Casper Versus Ouroboros : Hoskinson’s latest revelation

Casper Versus Ouroboros : Hoskinson’s latest revelation

On August 18th, the Co-Founder of IOHK and the Creator of Cardano protocol, Charles Hoskinson posted a link to his latest response to Ethereum’s Co-Founder Vitalik Buterin’s rebuttal.

The altercation has been ongoing for almost a month now after Vitalik posted on Ethereum’s subreddit questioning the competency of Cardano’s Ouroboros protocol.

Hoskinson made a statement in his earlier rebuttal, to which Buterin disagreed.

Hoskinson’s comment:

“Such a protocol cannot tolerate that any single honest player suddenly experiences network delays beyond the hard-coded bound.”

Buterin’s response to the above:

“Disagree here. In any 50% fault tolerant synchronous protocol, if 20% of nodes start to experience delays, then you still have 30% fault tolerance.”

Earlier today [18th August], Hoskinson replied to the above disagreement. He said:

“sure, what I meant above was “any single honest player” assuming the adversary controls the maximum number of parties allowed by the protocol’s resiliency threshold.”

In response to Vitalik’s comment about the IOHK blog article, making a mistake in implying that the finality guarantees of Ouroboros and the Casper family are similar, Hoskinson explains three issues in hand.

Hoskinson explains that in IOHK’s blog post article, they clarified that finality is achieved by Ouroboros, within the threat model defined. He also speaks about the third issue stating that in the Ouroboros line of works, a proof is a mathematical object that is expressed within a fully specified formal model for a protocol that is explicitly described within that model.

In Vitalik’s earlier post, he cited parts of the IOHK blog stating it as an example to his above comment:

“For example this part: Ouroboros is analysed in the “partially synchronous” setting where messages are delivered to the majority of the parties executing the protocol within a time window upper bounded by a network delay Δ which is unknown to the parties. In fact, the security proof does not offer any security guarantees when Δ >= 0.693 * f.”

Hoskinson argues that similar limitations apply to the Nakamoto consensus when analyzed in a partial synchronous setting. He further states that analyzing Ouroboros was a significant step in the development of the protocol and also in showing how Proof of Stake protocols can match Proof of Work protocols. He said:

” The first version of Ouroboros is in the synchronous setting, where parties know Delta and maintain a round-based structure. As we show in Ouroboros Praos, the first version of Ouroboros cannot be secure when the majority of the nodes experience network delays longer than the original estimate; this was of course expected but what we showed is that it is true even if the estimate is exceeded by a very small amount.”

Hoskinson tells that the above was an important downside compared to Nakamoto consensus which in the partial synchronous setting which enjoyed a graceful degradation of security as the actual delay deviated from the original Delta estimate. He further said:

“With Ouroboros Praos we achieved this, showing that PoS can actually match the PoW setting in this respect.
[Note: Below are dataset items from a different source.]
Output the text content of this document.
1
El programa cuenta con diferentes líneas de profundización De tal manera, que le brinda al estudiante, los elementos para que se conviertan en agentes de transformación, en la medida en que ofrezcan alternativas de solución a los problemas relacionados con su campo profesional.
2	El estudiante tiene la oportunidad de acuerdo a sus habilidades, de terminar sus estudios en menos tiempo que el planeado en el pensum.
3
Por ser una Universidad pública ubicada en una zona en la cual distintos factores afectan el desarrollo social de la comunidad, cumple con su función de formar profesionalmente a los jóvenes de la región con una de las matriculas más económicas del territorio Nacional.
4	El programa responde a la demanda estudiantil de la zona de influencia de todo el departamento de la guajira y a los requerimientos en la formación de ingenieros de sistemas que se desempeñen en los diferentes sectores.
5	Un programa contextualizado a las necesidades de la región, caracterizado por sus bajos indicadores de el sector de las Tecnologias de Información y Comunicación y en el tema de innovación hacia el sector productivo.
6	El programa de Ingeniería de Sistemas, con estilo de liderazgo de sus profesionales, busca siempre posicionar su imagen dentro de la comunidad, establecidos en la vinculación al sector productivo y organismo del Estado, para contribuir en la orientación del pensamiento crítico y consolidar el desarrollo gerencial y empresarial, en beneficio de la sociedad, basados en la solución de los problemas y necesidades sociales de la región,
The dependency on Delta was highlighted numerous times, e.g. in p.2, Ouroboros Praos it is stated: We remark that these arguments yield graceful degradation of the analysis as a function of network delays (Delta), in the sense that the effective stake of the adversary is amplified by a function of Delta.”

In a broader sense, Hoskinson explains that the company also sees notable use cases of the Byzantine Fault Tolerance [BFT] protocol. 40 years of research in the particular field has already played a significant role in building distributed ledgers he said.

However, Hoskinson still believes that Nakamoto’s consensus has been a very significant development in the distributed systems space, and Ouroboros’ Proof of Stake [PoS] demonstrates how it is possible to achieve decentralization such as dynamic availability, bootstrapping from genesis etc. in the PoS setting, with just an honest stake majority assumption.

Moreover, Hoskinson stated that they were continuously assessing the protocol and its threat model to meaningfully address various types of threats employing results from the large body of knowledge in BFT and Secure MPC protocols.

Hoskinson defensively responded to Vitalik’s comment about calling Ouroboros  an”asynchronously observable synchronous consensus”, which sums up to:

However, Hoskinson agrees to the fact that threat models should be continuously evaluated and finely tuned to real-world threats and conditions. He concludes by saying:

“At IOHK Research we are very actively working on all these fronts and we are always open to discuss, assess and contribute new proposals; fully understanding such models and their limitations forms the basis of any good development in this space.”